The transformation of derelict office blocks
A derelict office block in a predominantly industrial part of Wetton, in Cape Town’s Southern Suburbs, has been given a new lease on life and converted into a multi-tenant industrial park.
A derelict office block in a predominantly industrial part of Wetton, in Cape Town’s Southern Suburbs, has been given a new lease on life and converted into a multi-tenant industrial park. Called Wetton Works, this new space helps meet the growing demand for smaller distribution centres located closer to residential areas, as e-commerce gathers momentum locally and globally.
“Online shopping was just gaining momentum in South Africa when the pandemic hit, disrupting value chains and logistics around the world. In anticipation of the impending shift towards so-called micro-fulfilment centres with only the most popular products that can be replenished easily, we began aggressively pursuing a strategy of setting up small-format, industrial-based parks targeting urban neighbourhoods,” says Rael Levitt, CEO of Inospace.
“The economic and social effects of the COVID-19 pandemic has accelerated the decline of offices as an asset class. The future of offices still depends on how the pandemic plays out and whether large numbers of office workers will head back to work, but the picture is already becoming clear with many large office blocks in prime locations standing empty. Estimates for capital of office property values in 2021 range from a fall of over 20% to 25%,” says Levitt.
The Wetton Works business park is a case study in repurposing an office block into a small-format logistics park servicing 35 tenants, ranging from food production to online retail. Not only is it Inospace’s first park in the Southern Suburbs, but is the first time an office block has been changed into a multi-let industrial park.

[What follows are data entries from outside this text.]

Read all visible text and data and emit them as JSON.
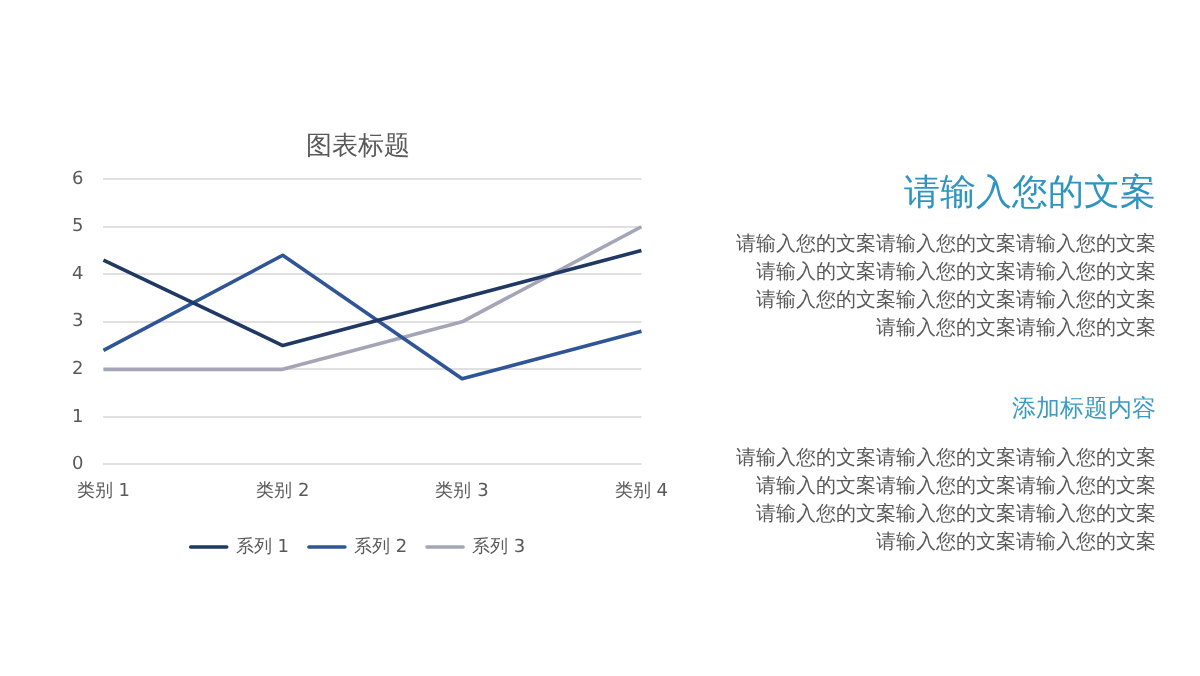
{
  "chart_data": [
    {
      "type": "line",
      "title": "图表标题",
      "categories": [
        "类别 1",
        "类别 2",
        "类别 3",
        "类别 4"
      ],
      "ylim": [
        0,
        6
      ],
      "yticks": [
        0,
        1,
        2,
        3,
        4,
        5,
        6
      ],
      "grid": "y",
      "legend": "bottom",
      "marker": "none",
      "line_style": "solid",
      "series": [
        {
          "name": "系列 1",
          "color": "#1f3864",
          "values": [
            4.3,
            2.5,
            3.5,
            4.5
          ]
        },
        {
          "name": "系列 2",
          "color": "#2f5597",
          "values": [
            2.4,
            4.4,
            1.8,
            2.8
          ]
        },
        {
          "name": "系列 3",
          "color": "#a5a5b8",
          "values": [
            2,
            2,
            3,
            5
          ]
        }
      ]
    },
    {
      "type": "other",
      "title": "请输入您的文案",
      "annotations": [
        "请输入您的文案请输入您的文案请输入您的文案",
        "请输入的文案请输入您的文案请输入您的文案",
        "请输入您的文案输入您的文案请输入您的文案",
        "请输入您的文案请输入您的文案"
      ]
    },
    {
      "type": "other",
      "subtitle": "添加标题内容",
      "annotations": [
        "请输入您的文案请输入您的文案请输入您的文案",
        "请输入的文案请输入您的文案请输入您的文案",
        "请输入您的文案输入您的文案请输入您的文案",
        "请输入您的文案请输入您的文案"
      ]
    }
  ]
}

“The pandemic has been called an accelerator, fuelling trends that were already on track. Industrial is the prime example. The market has, in many ways, been a beneficiary of the pandemic. On the other hand, office and retail assets were already set for major changes, and now those changes are hitting harder and faster than anyone expected,” says Levitt. “Throughout the world investors are asking how to repurpose and reinvent emptying shopping malls and office blocks. The concept of converting empty office blocks into apartments is not new in South Africa but we see an opportunity of converting vacant buildings into industrial sites. A big opportunity exists and Wetton Works is our live example of how it is possible to do that.”

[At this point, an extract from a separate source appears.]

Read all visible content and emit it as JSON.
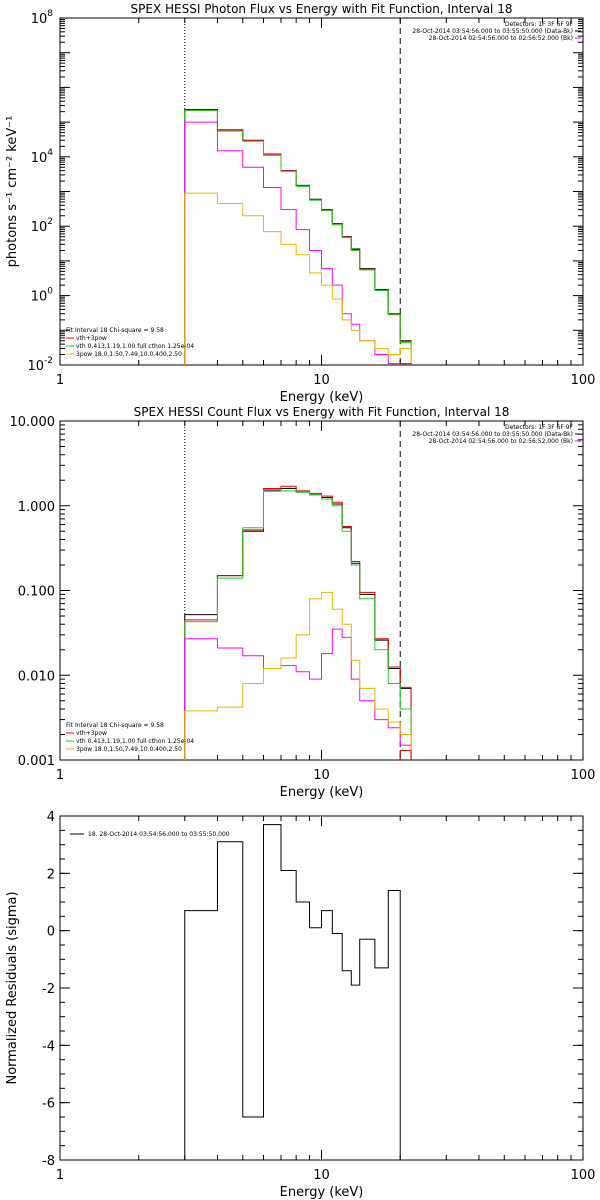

Wetton Works is located on a site that was, until acquisition, standing vacant. The derelict property had become an eyesore, and was frequently vandalised, much to the chagrin of the local business community. Now this site in Mercury Crescent has been repurposed as a business park that offers tenants a variety of services, including a staffed reception area, meeting rooms, a free business hub and a trendy coffee shop.
“Our first Southern Suburbs business park is a case study of change of use. Refurbished, the business park now provides an opportunity for a ready flow of goods to retail locations within short distances, for final-mile delivery. With their relatively low-cost structure, these business parks provide companies with the ideal avenue to introduce new products and brands with relatively low investment,” says Levitt.
“Every day, Inospace sees many of the goods that make modern life possible flow through our business parks. These days many goods may never see the inside of shopping centres, and many administrative workers do not need to be based at an office but every item needs to be manufactured, stored, or distributed somewhere. The increased demand for Inospace’s parks and spaces demonstrates how much multi-let industrial real estate has expanded and will continue to do so.”